Recuerda a una farmacéutica marroquí afincada en Sevilla que, tras quedarse sin trabajo, les estuvo ayudando en labores de interpretación. «Pudimos tener conversaciones con una mayor profundidad humana y espiritual. Algunas veces, tras escuchar a los chicos, se levantaba y se iba a un rincón a llorar. Porque una sesión en el CIE te puede dejar hecho polvo», cuenta Buades.
Pero entre todos los nombres, Buades guarda dos: Sufian y Fouad. El primero, un joven que había sobrevivido a un naufragio del que solo se salvaron cuatro de las 24 personas a bordo. Un chico que había sido abusado por unos vecinos cuando era niño y al que culparon por ello. Tenía perfil de asilo, pero cuando fueron a visitarlo una segunda vez ya no estaba. «No sabemos si fue puesto en libertad y se marchó o fue devuelto», explica Buades.
Las historia de Fouad, dentro del drama de la migración, fue más amable. Había cruzado a España para ver a su padre, un hombre que había migrado a distintos países y había ido teniendo hijos en todos ellos. «Mi padre está ciego, tiene 80 años y no sé cuanto vivirá. Quiero verle y darle un beso», le dijo al jesuita.
Cuando Josep Buades se enteró de que el padre vivía en Sevilla, fue a visitarlo y, tras una larga conversación, se planteó llevarlo al CIE para que se encontrase con su hijo. «Llegaron a Tarifa, Fouad vio a su padre con el bastón y se echó a llorar. Las personas de Cruz Roja también se echaron a llorar, y los policías… Entonces, el joven se tiró a los pies del padre y lo cubrió de besos», añade. Fouad fue finalmente expulsado, pero «había cumplido su misión».
Son las historias que se guardan bajo unas instalaciones hechas polvo y cuya capacidad se ha ido reduciendo paulatinamente desde los 120 a los 40 internos. El no estar masificado ha hecho, según Buades, que el trato con la Policía vaya más allá de la deferencia e incluso alcance el afecto.

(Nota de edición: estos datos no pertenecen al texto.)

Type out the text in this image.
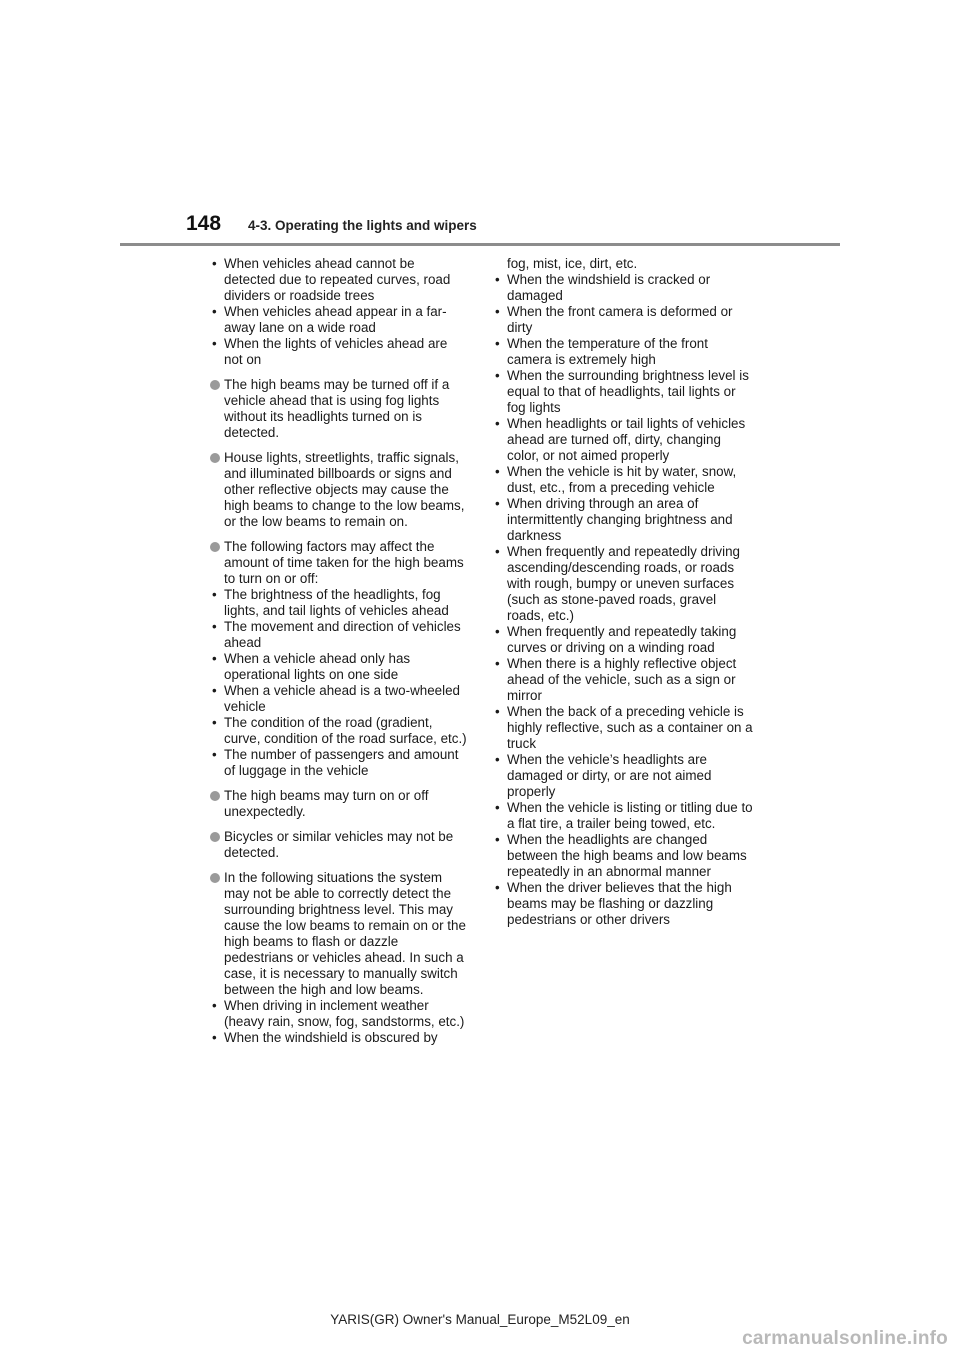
148 4-3. Operating the lights and wipers

• When vehicles ahead cannot be detected due to repeated curves, road dividers or roadside trees

• When vehicles ahead appear in a far-away lane on a wide road

• When the lights of vehicles ahead are not on

The high beams may be turned off if a vehicle ahead that is using fog lights without its headlights turned on is detected.
House lights, streetlights, traffic signals, and illuminated billboards or signs and other reflective objects may cause the high beams to change to the low beams, or the low beams to remain on.
The following factors may affect the amount of time taken for the high beams to turn on or off:

• The brightness of the headlights, fog lights, and tail lights of vehicles ahead

• The movement and direction of vehicles ahead

• When a vehicle ahead only has operational lights on one side

• When a vehicle ahead is a two-wheeled vehicle

• The condition of the road (gradient, curve, condition of the road surface, etc.)

• The number of passengers and amount of luggage in the vehicle

The high beams may turn on or off unexpectedly.
Bicycles or similar vehicles may not be detected.
In the following situations the system may not be able to correctly detect the surrounding brightness level. This may cause the low beams to remain on or the high beams to flash or dazzle pedestrians or vehicles ahead. In such a case, it is necessary to manually switch between the high and low beams.

• When driving in inclement weather (heavy rain, snow, fog, sandstorms, etc.)

• When the windshield is obscured by

fog, mist, ice, dirt, etc.

• When the windshield is cracked or damaged

• When the front camera is deformed or dirty

• When the temperature of the front camera is extremely high

• When the surrounding brightness level is equal to that of headlights, tail lights or fog lights

• When headlights or tail lights of vehicles ahead are turned off, dirty, changing color, or not aimed properly

• When the vehicle is hit by water, snow, dust, etc., from a preceding vehicle

• When driving through an area of intermittently changing brightness and darkness

• When frequently and repeatedly driving ascending/descending roads, or roads with rough, bumpy or uneven surfaces (such as stone-paved roads, gravel roads, etc.)

• When frequently and repeatedly taking curves or driving on a winding road

• When there is a highly reflective object ahead of the vehicle, such as a sign or mirror

• When the back of a preceding vehicle is highly reflective, such as a container on a truck

• When the vehicle’s headlights are damaged or dirty, or are not aimed properly

• When the vehicle is listing or titling due to a flat tire, a trailer being towed, etc.

• When the headlights are changed between the high beams and low beams repeatedly in an abnormal manner

• When the driver believes that the high beams may be flashing or dazzling pedestrians or other drivers

YARIS(GR) Owner's Manual_Europe_M52L09_en
carmanualsonline.info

Que ahora hayan cerrado el CIE de Tarifa para siempre es buena noticia, pero no tanto. También acabará cerrándose el de Algeciras, pero hay uno en proyecto al lado de la cárcel de Botafuegos que multiplica por diez la capacidad de los dos existentes. «Me preocupa un macro CIE, donde se perderá la calidez humana. Cuando te presentan las bondades de la nueva construcción dan ganas de decir que qué maravilla, pero para un uso que, cuando uno se acerca al sufrimiento de la gente que está dentro, remueve las entrañas», completa Buades.
Por eso lo ideal sería que ese centro —los planes están avanzados— nunca llegase a construirse. Así, las historias de Fouad, Sufian, Moshine o Abdelbar, entre otros, tendrían un horizonte más claro.